Some Day ~夢に向かって~
どうしよう。 


もし、桜井さんが言ってたことが、本当だとしたら、私は先輩に酷いことを言ってしまったことになる。


もちろん、先輩を庇って、あんなことを言った可能性は否定出来ないけど、とにかく放課後に作業を再開してみないと、本当のことはわからない。


「いろいろあったみたいだが、俺はあえて何も言わん。文化祭は基本的には、生徒主催のイベントだ。最高学年として、見事やり抜いて見せてくれ。」


準備が始まってから、終礼は常に短いけど、この日も山上先生は一言だけ、こう言うと、教室を後にした。


そして、この日の準備作業が始まった。昨日、途中で帰ってしまったから、私の作業は遅れている。

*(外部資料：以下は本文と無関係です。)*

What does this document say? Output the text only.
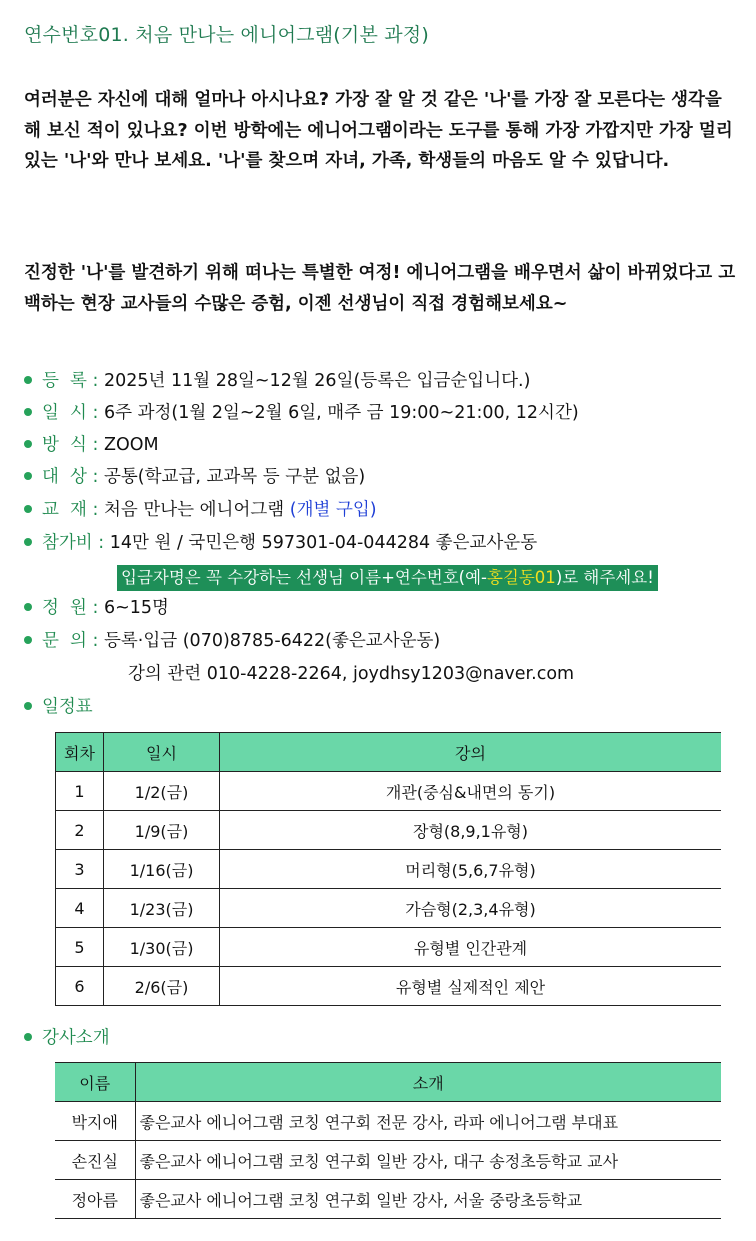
연수번호01. 처음 만나는 에니어그램(기본 과정)
여러분은 자신에 대해 얼마나 아시나요? 가장 잘 알 것 같은 '나'를 가장 잘 모른다는 생각을 해 보신 적이 있나요? 이번 방학에는 에니어그램이라는 도구를 통해 가장 가깝지만 가장 멀리 있는 '나'와 만나 보세요. '나'를 찾으며 자녀, 가족, 학생들의 마음도 알 수 있답니다.
진정한 '나'를 발견하기 위해 떠나는 특별한 여정! 에니어그램을 배우면서 삶이 바뀌었다고 고백하는 현장 교사들의 수많은 증험, 이젠 선생님이 직접 경험해보세요~
등  록 : 2025년 11월 28일~12월 26일(등록은 입금순입니다.)
일  시 : 6주 과정(1월 2일~2월 6일, 매주 금 19:00~21:00, 12시간)
방  식 : ZOOM
대  상 : 공통(학교급, 교과목 등 구분 없음)
교  재 : 처음 만나는 에니어그램 (개별 구입)
참가비 : 14만 원 / 국민은행 597301-04-044284 좋은교사운동
입금자명은 꼭 수강하는 선생님 이름+연수번호(예-홍길동01)로 해주세요!
정  원 : 6~15명
문  의 : 등록·입금 (070)8785-6422(좋은교사운동)
강의 관련 010-4228-2264, joydhsy1203@naver.com
일정표
회차	일시	강의
1	1/2(금)	개관(중심&내면의 동기)
2	1/9(금)	장형(8,9,1유형)
3	1/16(금)	머리형(5,6,7유형)
4	1/23(금)	가슴형(2,3,4유형)
5	1/30(금)	유형별 인간관계
6	2/6(금)	유형별 실제적인 제안
강사소개
이름	소개
박지애	좋은교사 에니어그램 코칭 연구회 전문 강사, 라파 에니어그램 부대표
손진실	좋은교사 에니어그램 코칭 연구회 일반 강사, 대구 송정초등학교 교사
정아름	좋은교사 에니어그램 코칭 연구회 일반 강사, 서울 중랑초등학교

そちらに取り掛かりながらも、私はどうしても、装飾班の様子を伺ってしまう。


「なぁ、先生じゃないけど、いろいろあった。でも出来たら力を合わせて、最後の文化祭をクラスとして成功させたいんだ。」


「白鳥さんも休んでるし、ここの作業は遅れてる。一緒にやってくれないかな。」


加瀬くんと女子の実行委員の長谷川菜摘さんが、取り巻き女子達を説得している。


でも彼女達の反応は薄い。私は思わず立ち上がりかけたけど、由夏に抑えられる。


「白鳥さんは、自分のやるべきことは、やってたみたいだけど、しかしお前達のサボタージュを目の当たりにしながら、何も言わなかった。」 


と話し始めたのは、装飾班のリーダーの男子。


「白鳥さんに言われれば、お前達は内心しぶしぶだろうけど、作業に参加しただろう。そして白鳥さんもそれはわかってたはずだ。だけど、あの人は何も言わなかった。」